We’ve had endless open letters from council leaders, business people and so on in recent months begging the government to go ahead with the scheme. Boris is likely to be especially receptive to the pleas of Andy Street, the Conservative mayor for the West Midlands, who asked each of the candidates in the Tory leadership election last year to make a pledge to support high-speed rail.
But Boris should not take seriously the argument that he will be letting down the Conservatives’ new regional heartlands if he cancels or downgrades HS2. Attempts to promote ‘the North’ as a single homogenous place, which will benefit from HS2 or suffer from its cancellation, ignore the socio-economic geography of the country. England does not consist of two halves separated by a north-south divide that can be magically bridged by a high-speed rail line. It is a patchwork made up of some places where there is plenty of wealth and opportunity and other places that are struggling.
If there is a divide between London and Manchester it is nothing like as wide as that between Manchester and the likes of Burnley, Workington and all the other places in the North West that have been bypassed by the great wave of regeneration that has transformed our largest regional city centres in the past two decades. Take a ride to Manchester Piccadilly and you can hardly tell you have left London: it is all pricey apartments, smart shops and swanky restaurants. Central Manchester is a world away from the peripheral towns where the high street has been hollowed out and few businesses will invest.
What HS2 does is link together all the places that are doing well while doing nothing to link them up with the places that are doing badly. Indeed, some of the latter will be even worse off. At least at the moment, trains from London arrive into Birmingham New Street where you can catch a connection to Walsall or West Bromwich. HS2 trains will arrive at a smart new Curzon Street, half a mile away, with no onward connections.

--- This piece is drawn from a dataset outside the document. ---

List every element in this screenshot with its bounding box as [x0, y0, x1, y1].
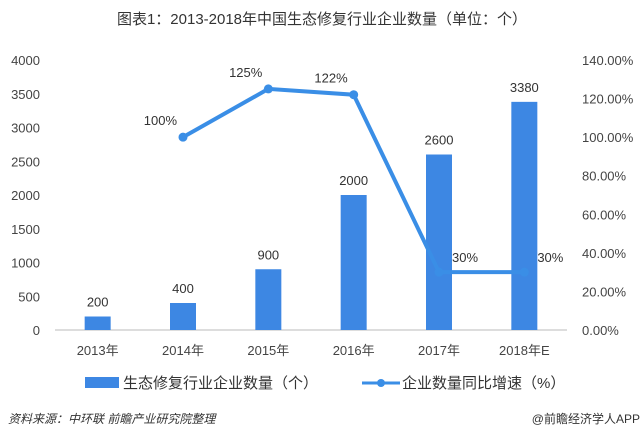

It is remarkable how few of the northern and midlands constituencies which the Tories won from Labour in December are in a location that will benefit from HS2. Wolverhampton? HS2 trains will not connect there. Blyth Valley? Over a hundred miles north of where HS2 will end. Workington? Will remain on a branch line with a yawning connection to Carlisle or Lancaster. Bolsover? Doesn’t have a station and still won’t after HS2. Last November, 25 councils wrote to the government opposing current plans for HS2. Some, like Doncaster, fear being left out in the cold as HS2 would inevitably lead to a reduction in quality of the high-speed link it currently enjoys down the East Coast Main Line.
If the government wants to consult across the North and ask what public transport improvements would make the most difference to them, it would end up with a programme of rail and bus that would look nothing like HS2. Boris has nothing to fear from cancelling the project – so long, that is, that he offers other transport improvements in its place.